International dimensions
The project’s prime objective, establishing comparative levels of labour productivity, has spilled over into collaboration with researchers in Montevideo and Sao Paulo (supported by STINT/CAPES and Bromanska). It aims to publish a book under the imprint of Palgrave Macmillan preliminary titled “Brazil and Sweden – A Tale of Two Capitalisms”. One chapter of the book is devoted to a Brazil/Sweden productivity comparison in manufacturing. It will be co-authored with Cecilia Lara from Universidad de la República, Montevideo.

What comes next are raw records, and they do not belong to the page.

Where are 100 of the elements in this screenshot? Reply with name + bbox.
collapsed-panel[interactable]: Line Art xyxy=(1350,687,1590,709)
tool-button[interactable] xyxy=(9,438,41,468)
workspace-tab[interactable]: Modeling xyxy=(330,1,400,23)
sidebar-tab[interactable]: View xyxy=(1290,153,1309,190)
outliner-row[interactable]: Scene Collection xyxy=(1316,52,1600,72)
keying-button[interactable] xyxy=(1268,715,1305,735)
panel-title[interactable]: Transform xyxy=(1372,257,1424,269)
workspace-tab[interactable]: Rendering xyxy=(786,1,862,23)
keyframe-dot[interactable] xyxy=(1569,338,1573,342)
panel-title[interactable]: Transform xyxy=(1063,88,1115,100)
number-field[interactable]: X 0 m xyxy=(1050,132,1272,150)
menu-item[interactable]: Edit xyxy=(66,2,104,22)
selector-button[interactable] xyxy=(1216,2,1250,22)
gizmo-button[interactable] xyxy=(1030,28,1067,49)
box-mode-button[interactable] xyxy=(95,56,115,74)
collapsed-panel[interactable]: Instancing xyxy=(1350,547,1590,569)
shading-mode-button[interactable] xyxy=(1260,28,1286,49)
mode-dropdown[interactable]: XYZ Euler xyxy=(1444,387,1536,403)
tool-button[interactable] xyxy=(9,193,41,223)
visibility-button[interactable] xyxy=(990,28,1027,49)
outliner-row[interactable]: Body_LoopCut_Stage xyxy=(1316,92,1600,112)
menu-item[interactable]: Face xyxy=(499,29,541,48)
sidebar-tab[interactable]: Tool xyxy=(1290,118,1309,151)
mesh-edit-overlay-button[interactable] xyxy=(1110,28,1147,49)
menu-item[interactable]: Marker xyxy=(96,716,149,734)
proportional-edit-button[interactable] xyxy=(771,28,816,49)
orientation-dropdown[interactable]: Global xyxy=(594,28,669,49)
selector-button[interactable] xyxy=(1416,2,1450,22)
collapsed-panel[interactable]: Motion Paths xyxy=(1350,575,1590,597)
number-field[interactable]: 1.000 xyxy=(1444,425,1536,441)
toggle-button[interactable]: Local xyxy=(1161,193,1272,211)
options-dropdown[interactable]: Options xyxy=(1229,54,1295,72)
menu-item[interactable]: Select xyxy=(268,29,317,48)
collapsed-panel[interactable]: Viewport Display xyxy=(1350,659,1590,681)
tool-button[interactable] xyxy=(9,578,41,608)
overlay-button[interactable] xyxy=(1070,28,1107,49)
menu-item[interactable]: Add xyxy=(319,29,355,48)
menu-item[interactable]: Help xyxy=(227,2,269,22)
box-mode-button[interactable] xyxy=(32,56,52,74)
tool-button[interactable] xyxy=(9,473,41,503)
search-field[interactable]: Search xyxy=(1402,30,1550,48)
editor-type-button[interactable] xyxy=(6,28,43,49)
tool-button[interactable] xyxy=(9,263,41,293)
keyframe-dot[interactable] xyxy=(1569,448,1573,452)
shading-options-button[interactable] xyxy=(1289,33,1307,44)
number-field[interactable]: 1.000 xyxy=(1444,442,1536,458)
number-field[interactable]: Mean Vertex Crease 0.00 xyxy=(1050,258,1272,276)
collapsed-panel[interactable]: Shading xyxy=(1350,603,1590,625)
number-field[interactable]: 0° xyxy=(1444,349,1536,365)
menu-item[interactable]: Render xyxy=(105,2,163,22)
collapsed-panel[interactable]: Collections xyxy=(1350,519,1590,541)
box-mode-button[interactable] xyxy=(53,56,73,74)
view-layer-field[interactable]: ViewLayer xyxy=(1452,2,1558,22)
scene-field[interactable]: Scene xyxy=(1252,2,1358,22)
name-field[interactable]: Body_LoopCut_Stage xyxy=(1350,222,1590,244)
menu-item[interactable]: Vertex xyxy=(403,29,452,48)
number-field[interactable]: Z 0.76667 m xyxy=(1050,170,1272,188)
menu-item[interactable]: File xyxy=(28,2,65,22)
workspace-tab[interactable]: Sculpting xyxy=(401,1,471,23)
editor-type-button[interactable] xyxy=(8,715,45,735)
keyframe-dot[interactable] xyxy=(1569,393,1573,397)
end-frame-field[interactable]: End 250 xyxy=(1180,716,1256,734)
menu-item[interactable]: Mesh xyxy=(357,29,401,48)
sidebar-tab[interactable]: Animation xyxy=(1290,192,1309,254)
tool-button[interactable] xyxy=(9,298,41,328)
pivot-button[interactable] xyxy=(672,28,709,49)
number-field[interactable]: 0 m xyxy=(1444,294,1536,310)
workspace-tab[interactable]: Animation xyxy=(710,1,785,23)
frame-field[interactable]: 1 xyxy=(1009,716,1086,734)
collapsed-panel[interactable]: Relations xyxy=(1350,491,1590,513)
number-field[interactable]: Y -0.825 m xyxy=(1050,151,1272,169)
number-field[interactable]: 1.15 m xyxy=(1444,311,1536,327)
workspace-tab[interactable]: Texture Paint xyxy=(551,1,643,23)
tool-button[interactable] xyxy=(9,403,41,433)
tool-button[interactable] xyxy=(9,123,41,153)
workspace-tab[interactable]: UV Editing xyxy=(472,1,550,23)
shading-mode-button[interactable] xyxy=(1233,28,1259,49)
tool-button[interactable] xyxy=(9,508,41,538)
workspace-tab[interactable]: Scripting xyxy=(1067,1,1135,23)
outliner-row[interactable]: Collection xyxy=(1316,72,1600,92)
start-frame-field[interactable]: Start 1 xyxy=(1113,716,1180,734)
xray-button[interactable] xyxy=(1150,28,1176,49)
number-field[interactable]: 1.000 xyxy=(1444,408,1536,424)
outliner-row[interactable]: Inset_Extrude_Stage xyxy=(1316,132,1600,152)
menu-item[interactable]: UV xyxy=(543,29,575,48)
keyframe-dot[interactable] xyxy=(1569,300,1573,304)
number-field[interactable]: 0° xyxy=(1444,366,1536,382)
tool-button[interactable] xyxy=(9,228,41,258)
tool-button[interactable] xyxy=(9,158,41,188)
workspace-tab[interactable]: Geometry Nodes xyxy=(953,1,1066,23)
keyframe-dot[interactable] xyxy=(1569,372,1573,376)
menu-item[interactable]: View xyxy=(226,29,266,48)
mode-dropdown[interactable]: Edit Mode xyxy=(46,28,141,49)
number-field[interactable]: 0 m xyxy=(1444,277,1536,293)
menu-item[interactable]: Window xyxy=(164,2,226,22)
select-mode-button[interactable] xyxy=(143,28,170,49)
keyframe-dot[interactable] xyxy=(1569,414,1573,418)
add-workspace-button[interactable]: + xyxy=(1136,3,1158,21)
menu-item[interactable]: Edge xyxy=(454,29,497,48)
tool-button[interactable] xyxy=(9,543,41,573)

She will be a guest researcher at the Department of Economy and Society, University of Gothenburg in June 2018. The collaboration has also resulted in the session “Contrasting Development Paths in Latin America and Scandinavia: What Can We Learn?” in the forthcoming WEHC in Boston, July 2018.
The participants of the project have presented draft versions of the papers at the following conferences:
* WEHC in Kyoto, August 2015.
* EHES, Pisa, September 2015 and Tubingen, September 2017.
* The SSHA Annual Meeting, Chicago, November 2016.
* The Fifth Asian Historical Economics Conference, Seoul, September 2016.
* The Fifth Jornadas Uruguyas de Historia Económica, Montevideo, December 2016 (Co-organiser of the session ”Productivity and real wages in comparative perspective”).
* Swedish Economic History Meeting, Umeå, October 2015 and Stockholm October 2017.
* Sound for Seniors Workshop, Uppsala, August 2017.